The lecture begins with a basic introduction (what are typical research questions, what kind of variables are used, what assumptions and requirements need to be met to apply the method), continues with an overview over fundamental equations (incl. some do-it-yourself in Excel), introduces then major regression types (standard, sequential/hierarchical, statistical/stepwise) and ends with some important issues (limitations, aspects to be attentive of, etc.).

The PC exercise deals with the practical aspects of carrying out regression analyses in SPSS. There are two major parts dealing with linear regression and logistic regression. The part on Linear regression analysis begins with an assignment (on how to check requirements for calculating a linear regression), then demonstrates the equivalency of correlation to Linear regression (if there is only one predictor), how multiple predictors can be included in the regression model (incl. different methods for adding predictors) and end with how to assess the quality of your model. This is followed by an assignment to test the acquired knowledge practically. The logistic (binary) regression part consists of a basic introduction on the method (focussing on how a logistic function can be used to convert from a continuous to a binary outcome), followed by an assignment to use the method practically.

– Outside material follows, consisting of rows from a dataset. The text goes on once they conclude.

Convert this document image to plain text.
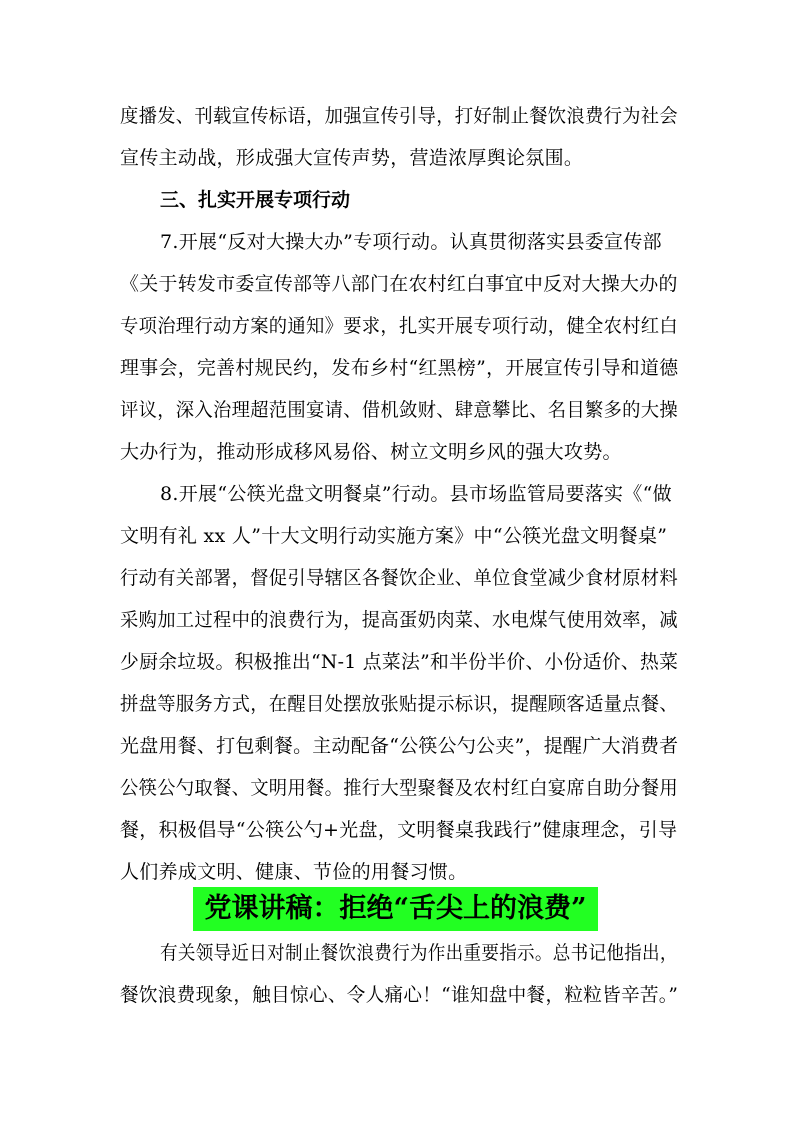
度播发、刊载宣传标语，加强宣传引导，打好制止餐饮浪费行为社会
宣传主动战，形成强大宣传声势，营造浓厚舆论氛围。
三、扎实开展专项行动
7.开展“反对大操大办”专项行动。认真贯彻落实县委宣传部
《关于转发市委宣传部等八部门在农村红白事宜中反对大操大办的
专项治理行动方案的通知》要求，扎实开展专项行动，健全农村红白
理事会，完善村规民约，发布乡村“红黑榜”，开展宣传引导和道德
评议，深入治理超范围宴请、借机敛财、肆意攀比、名目繁多的大操
大办行为，推动形成移风易俗、树立文明乡风的强大攻势。
8.开展“公筷光盘文明餐桌”行动。县市场监管局要落实《“做
文明有礼 xx 人”十大文明行动实施方案》中“公筷光盘文明餐桌”
行动有关部署，督促引导辖区各餐饮企业、单位食堂减少食材原材料
采购加工过程中的浪费行为，提高蛋奶肉菜、水电煤气使用效率，减
少厨余垃圾。积极推出“N-1 点菜法”和半份半价、小份适价、热菜
拼盘等服务方式，在醒目处摆放张贴提示标识，提醒顾客适量点餐、
光盘用餐、打包剩餐。主动配备“公筷公勺公夹”，提醒广大消费者
公筷公勺取餐、文明用餐。推行大型聚餐及农村红白宴席自助分餐用
餐，积极倡导“公筷公勺+光盘，文明餐桌我践行”健康理念，引导
人们养成文明、健康、节俭的用餐习惯。
党课讲稿：拒绝“舌尖上的浪费”
有关领导近日对制止餐饮浪费行为作出重要指示。总书记他指出，
餐饮浪费现象，触目惊心、令人痛心！“谁知盘中餐，粒粒皆辛苦。”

In addition, there is a file with an additional assignment.

Finally, there are two ZIP-files: One with the data files required in the exercise and the assignments, another containing SPSS syntax (with comments) and SPSS output files for the analyses described in the main slides as well as for the additional assignments.

More in-depth on the theoretical background

Both lecture slides include practical examples for calculation: A LibreOffice/Excel-file with a demonstration how a correlation (i.e., a very simple regression with one variable; example from Field (2018), Ch. 8) is calculated by hand.
In addition, there is a syntax file to run a regression analysis in MATLAB / Octave (from Tabachnik & Fidell, 2013, Ch. 5.4); the data can also be found in a ZIP-file to replicate the analyses in SPSS), which is described in the lecture slides when using SPSS.